However, currency allocation is the big driver in this space and with
Emerging Market currencies having sold off in the second half of last year
and still offering significantly better yield, this is our preferred
currency area and cash play, in addition to US Dollars.
Global Bonds
Our core global bond managers are now
net short German Government Bunds and UK Government Gilts and holding
predominately US dollars. The yields on Western Government bonds are now at
a level (around 2%) that will almost certainly produce negative real returns
on a ten year view unless further policy mistakes (not unlike those made in
Japan) continue to be made in Europe and the US. History has shown us that
if you buy government bonds at yields below 2.8%, you are almost certain to
make no money and have negative real returns in the ten years ahead.
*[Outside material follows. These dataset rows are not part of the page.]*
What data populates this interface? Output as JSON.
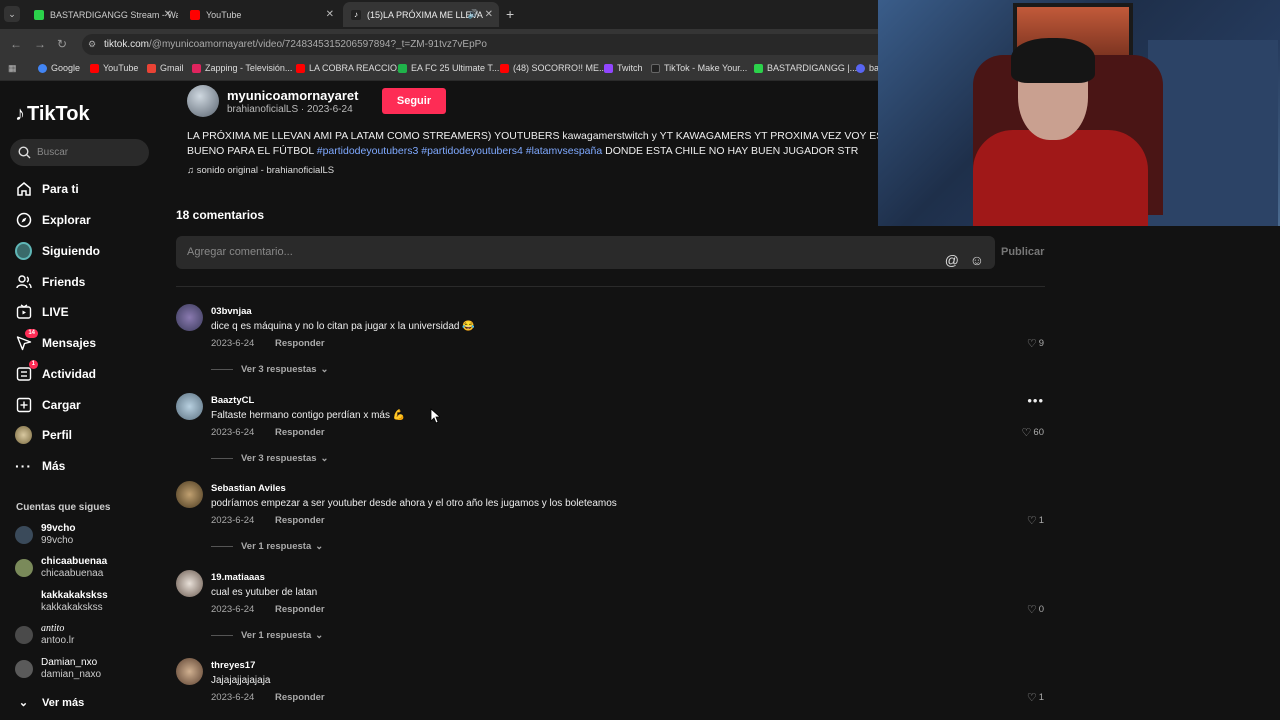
{
  "browser": {
    "tabs": [
      {
        "title": "BASTARDIGANGG Stream - Wat",
        "color": "#2bd24b"
      },
      {
        "title": "YouTube",
        "color": "#ff0000"
      },
      {
        "title": "(15)LA PRÓXIMA ME LLEVA",
        "color": "#ffffff"
      }
    ],
    "url_domain": "tiktok.com",
    "url_path": "/@myunicoamornayaret/video/7248345315206597894?_t=ZM-91tvz7vEpPo",
    "bookmarks": [
      "Google",
      "YouTube",
      "Gmail",
      "Zapping - Televisión...",
      "LA COBRA REACCIO...",
      "EA FC 25 Ultimate T...",
      "(48) SOCORRO!! ME...",
      "Twitch",
      "TikTok - Make Your...",
      "BASTARDIGANGG |...",
      "ba"
    ]
  },
  "sidebar": {
    "logo": "TikTok",
    "search_placeholder": "Buscar",
    "items": [
      {
        "label": "Para ti",
        "icon": "home-icon"
      },
      {
        "label": "Explorar",
        "icon": "compass-icon"
      },
      {
        "label": "Siguiendo",
        "icon": "following-icon"
      },
      {
        "label": "Friends",
        "icon": "friends-icon"
      },
      {
        "label": "LIVE",
        "icon": "live-icon"
      },
      {
        "label": "Mensajes",
        "icon": "messages-icon",
        "badge": "14"
      },
      {
        "label": "Actividad",
        "icon": "activity-icon",
        "badge": "1"
      },
      {
        "label": "Cargar",
        "icon": "upload-icon"
      },
      {
        "label": "Perfil",
        "icon": "profile-icon"
      },
      {
        "label": "Más",
        "icon": "more-icon"
      }
    ],
    "following_header": "Cuentas que sigues",
    "following": [
      {
        "name": "99vcho",
        "handle": "99vcho"
      },
      {
        "name": "chicaabuenaa",
        "handle": "chicaabuenaa"
      },
      {
        "name": "kakkakakskss",
        "handle": "kakkakakskss"
      },
      {
        "name": "antito",
        "handle": "antoo.lr"
      },
      {
        "name": "Damian_nxo",
        "handle": "damian_naxo"
      }
    ],
    "see_more": "Ver más"
  },
  "video": {
    "author": "myunicoamornayaret",
    "author_sub": "brahianoficialLS · 2023-6-24",
    "follow_label": "Seguir",
    "desc_line1": "LA PRÓXIMA ME LLEVAN AMI PA LATAM COMO STREAMERS) YOUTUBERS kawagamerstwitch y YT KAWAGAMERS YT PROXIMA VEZ VOY EST",
    "desc_line2_a": "BUENO PARA EL FÚTBOL ",
    "tag1": "#partidodeyoutubers3",
    "tag2": "#partidodeyoutubers4",
    "tag3": "#latamvsespaña",
    "desc_line2_b": " DONDE ESTA CHILE NO HAY BUEN JUGADOR STR",
    "sound": "♫ sonido original - brahianoficialLS"
  },
  "comments_section": {
    "count_label": "18 comentarios",
    "input_placeholder": "Agregar comentario...",
    "publish_label": "Publicar",
    "reply_label": "Responder",
    "comments": [
      {
        "user": "03bvnjaa",
        "text": "dice q es máquina y no lo citan pa jugar x la universidad 😂",
        "date": "2023-6-24",
        "likes": "9",
        "replies": "Ver 3 respuestas"
      },
      {
        "user": "BaaztyCL",
        "text": "Faltaste hermano contigo perdían x más 💪",
        "date": "2023-6-24",
        "likes": "60",
        "replies": "Ver 3 respuestas"
      },
      {
        "user": "Sebastian Aviles",
        "text": "podríamos empezar a ser youtuber desde ahora y el otro año les jugamos y los boleteamos",
        "date": "2023-6-24",
        "likes": "1",
        "replies": "Ver 1 respuesta"
      },
      {
        "user": "19.matiaaas",
        "text": "cual es yutuber de latan",
        "date": "2023-6-24",
        "likes": "0",
        "replies": "Ver 1 respuesta"
      },
      {
        "user": "threyes17",
        "text": "Jajajajjajajaja",
        "date": "2023-6-24",
        "likes": "1",
        "replies": ""
      }
    ]
  },
  "colors": {
    "accent": "#fe2c55",
    "link": "#7fa9ff",
    "bg": "#121212"
  }
}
Most institutional liability matching
strategies are currently advocating buying government bonds to match
liabilities with yield and completely ignoring the valuation of such bonds.
This is utter madness.
We believe that much better value lies
in higher yield and emerging market bonds where either credit pickup, recent
currency weakness or falling core inflationary pressures are evident and
thus these assets offer good return potential.
Global Equity
As we stated in October last year,
after twelve years of negative real returns, this asset class is starting to
offer much better fundamental value and thus significantly better chances of
achieving a 6.5% p.a. real return over the next ten years. Notwithstanding
the still relatively high normalised earnings and profit margins, we have
subsequently increased all our neutral strategic allocations to global
equity as a result.
On a more tactical or annual view,
there is no doubt that, after a difficult 2011, most lead indicators for the
US and China appear to be positive. Whilst expected growth is not
spectacular, avoiding a recession and achieving a soft landing respectively,
appear to be the most likely outcomes. Europe on the other hand lurches from
the application of one band-aid to another and this is what may end up
dragging America and China down into the abyss before they are meant to get
there.
Until orderly default terms are agreed
for Greece and Portugal (and thus the others), it is difficult to be very
bullish. There is no doubt, however, that the US job market is improving.
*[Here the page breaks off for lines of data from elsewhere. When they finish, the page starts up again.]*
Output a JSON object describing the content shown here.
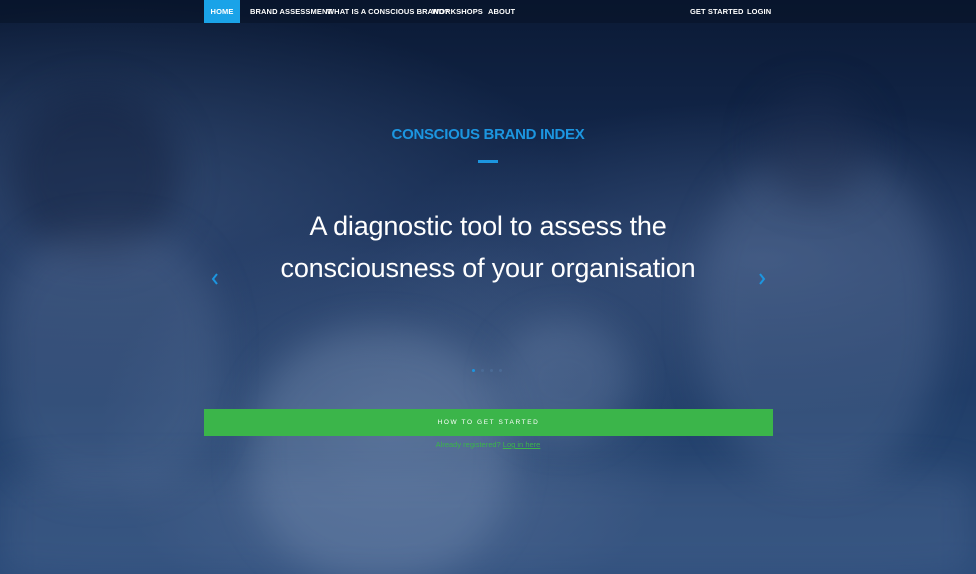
{
  "nav": {
    "items": [
      {
        "label": "HOME",
        "active": true
      },
      {
        "label": "BRAND ASSESSMENT"
      },
      {
        "label": "WHAT IS A CONSCIOUS BRAND?"
      },
      {
        "label": "WORKSHOPS"
      },
      {
        "label": "ABOUT"
      }
    ],
    "right": [
      {
        "label": "GET STARTED"
      },
      {
        "label": "LOGIN"
      }
    ]
  },
  "hero": {
    "eyebrow": "CONSCIOUS BRAND INDEX",
    "headline_line1": "A diagnostic tool to assess the",
    "headline_line2": "consciousness of your organisation",
    "slides": {
      "count": 4,
      "active_index": 0
    },
    "prev_icon": "chevron-left-icon",
    "next_icon": "chevron-right-icon"
  },
  "cta": {
    "label": "HOW TO GET STARTED"
  },
  "login_prompt": {
    "text": "Already registered? ",
    "link": "Log in here"
  },
  "colors": {
    "accent_blue": "#1c96e0",
    "nav_active": "#1aa3e8",
    "cta_green": "#3bb54a",
    "background": "#14284c"
  }
}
Their housing is stabilising, risk appetite is rising and volatility is
falling. Mean reversion from last year is very likely. Things are more
certain now than last quarter.
Global Property
The stability of earnings and cash flow
are key positives for commercial property in the uncertain economic
environment. The negatives are the debt overhand and the banks’ abilities,
or willingness, to refinance current debt. This is such an important
component of this asset class’s capital structure.
Asian commercial property still offers
growth in rentals. Furthermore, fundamentals are solid. Some significant
distressed NAV discounts and special situations still exist in the UK and
Europe.
Commodities
Ignoring gold bullion’s 10% rise last
year along with oil, most base metals were negative in US Dollar terms.
Assuming the US avoids recession, Europe avoids total meltdown and China
achieves a soft landing, commodities should be a better place to be in 2012.
We remain overweight gold but are looking for our exit price target this
year. We see agricultural commodities as a better value play on the old new
normal.
Alternative
Strategies
Hedge funds finished a difficult year
with most mainstream indices down 5%. With the exception of the Trading
Advisers and Macro Traders, most strategies did not do well. This asset
allocation is best based around access to investment talent in a liquid and
low correlation manner. Private Equity remains a high leveraged play on
global growth and whilst significant discounts to NAV exist in many listed
vehicles, we remain uninvested since the middle of last year.
In Conclusion
JK Galbraith once said, “There are two
types of forecasters: those who don’t know and those who don’t know they
don’t know.”
The last quarter of 2011 was very
difficult for global asset allocators as they experienced continued
volatility and many multi-asset class funds finished deeply in the red for
the year. JK Galbraith succinctly summarises what a fools game forecasting
is but unfortunately we need to have a view for the year ahead.
Advisers and institutional clients will
have sensed that we are more bullish and upbeat about return expectations on
global equities for the longer term and more positive for “risk on” in the
short term over the rest of the year. We are but it all depends on the
Euro-zone and what happens there. The knock on effect could bring the global
economy to its knees if people do not get it right.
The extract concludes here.